So, the article at:
http://mysql-dba-journey.blogspot.com/2007/11/mysql-and-vmware.html says:
Don't get seduced to the dark side unless you understand all the issues.
And that's wonderful and all, but....what are all the issues? What are some of the issues? Is it related more to VMware, or more to MySQL, or more to MySQL on VMware? Is it something like "VMware isn't stable" or more like "load testing on vmware isn't always going to work because you won't have full resources"?
Many people talk about using virtualization for development and testing....but if you develop and test on a virtual machine and then put it on a physical machine for production, isn't that basically having differing environments for dev/testing and production, which is usually seen as bad? If a line of code crashes a virtual machine but is fine on production, is it worth tracking the bug down? How many hours will you spend doing that?
Also, how is using a virtual machine better/worse/different from using something like mysqld_multi on a machine with many IPs, or other strategies folks use in dev/test so they don't have to buy the exact same hardware as in production, but still have the same separation of databases, etc?
I would agree with the other
I would agree with the other posters, IO is still an issue. That is generally true for most databases anyway when they get large enough.
The real reason for not using MySQL on VMware in production is that VMware is not some magical tool for combining CPU/IO resources. You have this big iron box and you are using the VM software to split the resources, rather than what would be more compelling, you have a bunch of little irons which VM software is combining to look like a big iron. The second option allows you to plug-in additional resources as required, the first is just a budget overspend.
It is interesting that the SAN is in some respects a VM/clustering for disks. Network bandwidth and latency is biggest issue for any clustering of resources.
Maybe we will have a CAN (Cpu Area Network), MAN (Memory Area Network) or even a WOMAN (Wireless Optimized Memory Area Network)
in the future.
Have Fun
Paul
IO is definitely an issue
IO is definitely an issue with VMWare, so load testing will not be accurate. But it works for day-to-day use for developing and trying out new technologies - Oracle RAC, for instance.
To solve the scsi timeouts we've made sure all databases are on a raw LUN partitions accessed by the VM - and did I mention this storage is all on a SAN? For high CPU use, our ESX servers are on quad-core systems.

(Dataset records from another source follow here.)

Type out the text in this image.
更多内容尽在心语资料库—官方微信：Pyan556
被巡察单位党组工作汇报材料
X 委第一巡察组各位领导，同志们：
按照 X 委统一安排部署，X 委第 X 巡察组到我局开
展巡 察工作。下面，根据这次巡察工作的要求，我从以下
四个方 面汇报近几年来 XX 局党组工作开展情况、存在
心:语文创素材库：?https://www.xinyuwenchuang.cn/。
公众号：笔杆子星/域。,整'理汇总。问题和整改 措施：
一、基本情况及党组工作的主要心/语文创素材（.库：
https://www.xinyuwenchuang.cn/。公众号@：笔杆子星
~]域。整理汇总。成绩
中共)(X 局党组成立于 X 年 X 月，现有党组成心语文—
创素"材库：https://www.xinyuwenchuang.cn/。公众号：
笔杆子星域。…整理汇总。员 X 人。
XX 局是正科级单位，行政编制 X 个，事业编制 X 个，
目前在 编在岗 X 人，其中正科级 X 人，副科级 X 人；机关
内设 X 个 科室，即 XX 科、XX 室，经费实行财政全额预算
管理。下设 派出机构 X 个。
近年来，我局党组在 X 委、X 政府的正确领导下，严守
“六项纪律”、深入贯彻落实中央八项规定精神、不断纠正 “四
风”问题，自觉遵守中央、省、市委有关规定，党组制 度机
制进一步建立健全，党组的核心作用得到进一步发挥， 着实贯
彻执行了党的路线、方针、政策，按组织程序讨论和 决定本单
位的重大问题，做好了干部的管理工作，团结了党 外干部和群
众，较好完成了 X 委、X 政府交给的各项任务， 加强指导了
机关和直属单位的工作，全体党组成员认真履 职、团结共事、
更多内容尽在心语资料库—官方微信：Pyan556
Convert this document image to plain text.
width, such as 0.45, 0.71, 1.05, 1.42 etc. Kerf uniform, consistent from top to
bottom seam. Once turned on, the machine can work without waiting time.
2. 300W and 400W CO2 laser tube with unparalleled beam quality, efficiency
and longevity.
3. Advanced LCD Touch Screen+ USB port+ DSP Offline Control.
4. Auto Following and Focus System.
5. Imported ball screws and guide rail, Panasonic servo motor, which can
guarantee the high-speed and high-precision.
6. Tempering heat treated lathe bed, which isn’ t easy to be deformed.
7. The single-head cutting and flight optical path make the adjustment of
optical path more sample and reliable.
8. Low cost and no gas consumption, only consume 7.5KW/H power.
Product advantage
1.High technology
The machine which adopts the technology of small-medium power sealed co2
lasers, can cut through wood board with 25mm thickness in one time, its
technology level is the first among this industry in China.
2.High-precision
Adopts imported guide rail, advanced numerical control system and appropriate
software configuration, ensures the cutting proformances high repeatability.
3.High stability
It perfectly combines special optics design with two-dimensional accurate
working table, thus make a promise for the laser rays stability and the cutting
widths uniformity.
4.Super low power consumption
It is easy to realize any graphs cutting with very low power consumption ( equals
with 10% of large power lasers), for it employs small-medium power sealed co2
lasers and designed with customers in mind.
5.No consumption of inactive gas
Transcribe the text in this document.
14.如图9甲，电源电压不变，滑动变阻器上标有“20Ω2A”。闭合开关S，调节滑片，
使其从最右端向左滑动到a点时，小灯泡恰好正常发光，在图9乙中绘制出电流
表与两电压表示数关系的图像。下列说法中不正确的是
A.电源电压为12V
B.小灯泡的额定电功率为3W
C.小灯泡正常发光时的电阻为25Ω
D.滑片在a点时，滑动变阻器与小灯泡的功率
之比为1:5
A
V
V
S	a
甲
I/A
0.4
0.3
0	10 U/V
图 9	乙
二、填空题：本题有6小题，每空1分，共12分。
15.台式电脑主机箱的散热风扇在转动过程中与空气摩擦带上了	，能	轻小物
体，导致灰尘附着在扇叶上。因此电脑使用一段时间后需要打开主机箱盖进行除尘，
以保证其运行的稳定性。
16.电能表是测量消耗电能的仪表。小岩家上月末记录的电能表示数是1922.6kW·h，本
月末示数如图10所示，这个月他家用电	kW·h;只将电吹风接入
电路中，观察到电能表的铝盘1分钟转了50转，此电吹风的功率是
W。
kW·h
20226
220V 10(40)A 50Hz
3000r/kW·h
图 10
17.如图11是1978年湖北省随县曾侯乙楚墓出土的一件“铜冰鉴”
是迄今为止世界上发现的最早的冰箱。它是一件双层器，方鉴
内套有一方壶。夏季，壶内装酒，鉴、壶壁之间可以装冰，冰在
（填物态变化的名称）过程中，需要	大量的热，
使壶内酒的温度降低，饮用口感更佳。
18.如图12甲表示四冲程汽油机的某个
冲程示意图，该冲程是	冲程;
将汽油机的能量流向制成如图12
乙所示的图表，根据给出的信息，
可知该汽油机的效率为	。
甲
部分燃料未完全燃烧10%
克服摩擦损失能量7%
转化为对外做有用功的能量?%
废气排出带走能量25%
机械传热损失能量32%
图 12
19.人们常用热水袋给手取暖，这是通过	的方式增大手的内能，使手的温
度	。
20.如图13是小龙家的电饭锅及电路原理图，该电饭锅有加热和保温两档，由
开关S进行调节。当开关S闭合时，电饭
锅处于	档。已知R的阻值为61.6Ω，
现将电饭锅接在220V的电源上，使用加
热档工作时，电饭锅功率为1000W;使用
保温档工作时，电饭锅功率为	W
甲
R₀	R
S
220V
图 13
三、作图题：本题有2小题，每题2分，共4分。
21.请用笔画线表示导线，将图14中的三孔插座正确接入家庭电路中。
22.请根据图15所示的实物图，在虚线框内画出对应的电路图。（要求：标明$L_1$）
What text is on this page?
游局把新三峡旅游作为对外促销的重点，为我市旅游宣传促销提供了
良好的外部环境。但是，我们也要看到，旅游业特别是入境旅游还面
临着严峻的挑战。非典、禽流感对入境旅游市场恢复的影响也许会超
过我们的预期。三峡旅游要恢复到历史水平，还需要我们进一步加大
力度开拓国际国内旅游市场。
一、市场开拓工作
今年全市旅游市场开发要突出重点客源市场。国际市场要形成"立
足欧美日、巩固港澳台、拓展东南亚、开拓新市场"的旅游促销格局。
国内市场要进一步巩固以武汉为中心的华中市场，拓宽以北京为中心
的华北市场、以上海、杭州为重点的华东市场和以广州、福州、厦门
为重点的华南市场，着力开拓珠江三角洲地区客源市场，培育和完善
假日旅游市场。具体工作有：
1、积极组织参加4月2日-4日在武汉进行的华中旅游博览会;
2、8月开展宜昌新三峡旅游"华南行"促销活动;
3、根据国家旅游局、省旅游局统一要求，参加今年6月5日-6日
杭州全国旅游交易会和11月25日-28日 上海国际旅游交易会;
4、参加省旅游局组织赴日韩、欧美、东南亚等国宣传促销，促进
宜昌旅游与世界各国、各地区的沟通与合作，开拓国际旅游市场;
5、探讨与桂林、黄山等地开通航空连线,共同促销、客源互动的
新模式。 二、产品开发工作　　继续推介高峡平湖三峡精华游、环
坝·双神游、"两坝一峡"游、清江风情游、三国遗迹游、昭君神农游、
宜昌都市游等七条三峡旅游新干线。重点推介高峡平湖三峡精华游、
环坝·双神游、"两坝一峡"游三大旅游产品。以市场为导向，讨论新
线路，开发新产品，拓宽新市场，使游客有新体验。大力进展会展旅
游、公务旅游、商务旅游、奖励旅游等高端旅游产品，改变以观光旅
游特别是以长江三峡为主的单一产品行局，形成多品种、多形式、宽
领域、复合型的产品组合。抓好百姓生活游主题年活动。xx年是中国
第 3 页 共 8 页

We have one entire RAC cluster on one system and one on another. For development and testing, this really works nicely.
One drawback is that because of the RAC clustering protocol that goes on behind the scenes, VMotion actually does interrupt that long enough that it automatically fails the cluster.
Because, quite frankly, IO
Because, quite frankly, IO performance sucks in vmware. We've tried various things - but IO is always slow. There are other nasties that come and bite us too - such as the "scsi timeout" error which hangs the box.
It would be impossible to run more than one VM in the same hardware because of IO contention - therefore, it seems a little pointless.
There's also the not inconsiderable cost of vmware licences for our very large number of production servers (no, they CANNOT be consolidated by vmware, they are numerous for performance reasons)
Thanx! Can you add more
Thanx! Can you add more about why one wouldn't want MySQL on a virtual machine (in general) or VMWare (specifically) in production? Is it because you don't want a virtual machine in production? Or is it something about MySQL on a virtual machine?
How does one load test and find bottlenecks on a virtual machine that doesn't have the same resource allocation as a production machine would? If the CPU is much slower, your load testing might break on a query that goes slowly because of the slow CPU, and that wouldn't be an issue in production. And if the CPU is much slower and, say, the disk I/O speed slightly slower, how would you know whether the bottleneck is disk write-related (changing many records and then writing that change to a binlog, and perhaps writing to rollback/undo buffers as well) or CPU-related?
Hi Sheeri, As a training,
Hi Sheeri,
As a training, development/prototyping environment Virtual Machines (VM) are awesome. Testing a new technology or functionality without requiring a new box and new budget.
For people wanting to test various OS and configuration setups, it will help out too.
I can see it being used as a tool to test scalability of the app as well, using something like Amazon EC2 to scale your database to see where the bottlenecks are.
Seriously, I know more about MySQL replication, MySQL Cluster and some of the various toolkits by being able to install and test for myself. This puts the DBA who has done similar in a much better position to provide advice for clients who may been looking at those technologies in a future production environment.